The show was coordinated by Ed Turner, the owner of the Art and Frame Emporium. ?Turner is also a well-known local illustrator, whose work appears weekly in the Community Advocate as well many other ?publications.
After meeting with Kilduff, Turner selected approximately a dozen posters and framed them before hanging them on the walls of the Tatnuck event room.
Many of the posters are historical in nature including one that notes information on the very first marathon, when the soldier and messenger ?Pheidippides ran to Athens to announce the Greek victory over Persia in the Battle of Marathon in 490 BC.
Also on display are a number of bronze sculptures created by Hopkinton artist Michael Alfano. Art work from several local artists including Westborough resident Ernie D'slia are also featured in the show.
Turner will be hosting an opening reception at Tatnuck Bookseller tomorrow, Sunday, April 7 from noon to 3 p.m.
The show is, he said, a way to generate excitement not only for the Marathon but for local art.
“There are so many local artists in our community,” he said. “I want people to know that they don's have to go to Boston or another big city to see or purchase great art. There is a lot of it right here.”

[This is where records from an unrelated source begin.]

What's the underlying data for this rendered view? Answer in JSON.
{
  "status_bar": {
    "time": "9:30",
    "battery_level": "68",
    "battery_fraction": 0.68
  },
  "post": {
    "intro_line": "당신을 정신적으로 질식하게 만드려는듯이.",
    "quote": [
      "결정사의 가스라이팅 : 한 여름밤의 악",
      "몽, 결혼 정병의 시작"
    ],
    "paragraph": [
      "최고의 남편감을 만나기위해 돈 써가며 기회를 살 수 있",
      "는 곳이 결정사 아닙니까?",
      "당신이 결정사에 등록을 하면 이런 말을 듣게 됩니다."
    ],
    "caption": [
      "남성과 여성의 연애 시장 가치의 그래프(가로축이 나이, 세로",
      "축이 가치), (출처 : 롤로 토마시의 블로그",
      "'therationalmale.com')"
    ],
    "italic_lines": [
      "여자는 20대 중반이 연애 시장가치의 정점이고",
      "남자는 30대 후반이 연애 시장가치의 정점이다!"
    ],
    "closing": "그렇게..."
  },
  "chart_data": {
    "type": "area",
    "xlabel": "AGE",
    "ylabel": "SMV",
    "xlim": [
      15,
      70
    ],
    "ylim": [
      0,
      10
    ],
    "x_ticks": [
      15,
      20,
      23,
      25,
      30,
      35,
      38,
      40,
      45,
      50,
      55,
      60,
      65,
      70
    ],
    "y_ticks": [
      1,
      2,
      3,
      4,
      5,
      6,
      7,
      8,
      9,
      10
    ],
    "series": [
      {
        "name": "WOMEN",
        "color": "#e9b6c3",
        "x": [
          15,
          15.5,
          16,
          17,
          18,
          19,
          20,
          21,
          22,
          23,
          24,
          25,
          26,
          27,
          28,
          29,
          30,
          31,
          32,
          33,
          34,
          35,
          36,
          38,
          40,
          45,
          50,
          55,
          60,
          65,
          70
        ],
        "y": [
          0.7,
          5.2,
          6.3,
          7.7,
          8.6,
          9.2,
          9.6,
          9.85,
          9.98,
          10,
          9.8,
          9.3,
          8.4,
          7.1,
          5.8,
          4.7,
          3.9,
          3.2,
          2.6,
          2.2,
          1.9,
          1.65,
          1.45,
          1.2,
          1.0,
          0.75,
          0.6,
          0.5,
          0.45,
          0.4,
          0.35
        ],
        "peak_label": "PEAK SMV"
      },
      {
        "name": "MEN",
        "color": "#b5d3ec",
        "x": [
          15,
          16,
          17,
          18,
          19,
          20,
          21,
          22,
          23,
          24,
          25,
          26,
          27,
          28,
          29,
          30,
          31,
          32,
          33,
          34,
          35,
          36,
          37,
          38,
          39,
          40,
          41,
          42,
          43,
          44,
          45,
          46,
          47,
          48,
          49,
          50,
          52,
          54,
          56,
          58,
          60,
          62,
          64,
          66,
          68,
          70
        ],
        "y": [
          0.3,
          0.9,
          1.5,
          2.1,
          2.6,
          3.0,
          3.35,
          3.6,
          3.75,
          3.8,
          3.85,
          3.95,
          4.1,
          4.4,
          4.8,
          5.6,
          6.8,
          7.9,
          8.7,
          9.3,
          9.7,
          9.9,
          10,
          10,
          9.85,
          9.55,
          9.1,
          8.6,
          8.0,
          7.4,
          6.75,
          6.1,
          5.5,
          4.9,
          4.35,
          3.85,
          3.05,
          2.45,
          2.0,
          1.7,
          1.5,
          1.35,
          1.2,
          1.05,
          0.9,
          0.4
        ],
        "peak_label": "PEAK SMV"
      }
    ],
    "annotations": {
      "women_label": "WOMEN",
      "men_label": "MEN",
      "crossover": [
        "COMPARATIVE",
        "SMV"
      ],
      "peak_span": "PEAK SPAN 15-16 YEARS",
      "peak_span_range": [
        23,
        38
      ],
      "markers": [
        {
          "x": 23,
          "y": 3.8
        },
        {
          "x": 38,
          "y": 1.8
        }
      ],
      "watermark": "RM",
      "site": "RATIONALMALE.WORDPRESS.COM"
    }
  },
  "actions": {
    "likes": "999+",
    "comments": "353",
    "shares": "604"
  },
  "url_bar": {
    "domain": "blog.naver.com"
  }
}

With the recent closing of the Westboro Gallery, Turner is leading an initiative to find other venues for artists to display their work in town. One of those ideas is creating a suite of studios in the old Eagle Block building located on the rotary. He is also hoping to have artists temporarily display art work in the windows of empty storefronts in the Westborough Shopping Center.
“It will be a great way to not only show off their works but also make those spaces look alive until they are eventually rented again,” he said.
If all goes according to plan, he said, Alfano will also be a participant, not by just displaying his works, but also as a “working” artist.
“People will actually be able to see him in action and talk with him,” Turner said.
“It's sad the Westboro Gallery closed but the news is not all bad,” he said. “As a business owner and artist myself, I know there is so much untapped potential here. That's why I decided to devote my time and attention to this cause. I want to generate some excitement about all of this great local art.”
Turner is also working with Maureen Ambrosino, the director of the Westborough Public Library.
“We want to display art there as well and to feature different types of classes,” he noted.
He also hopes to work with the art departments in the local schools.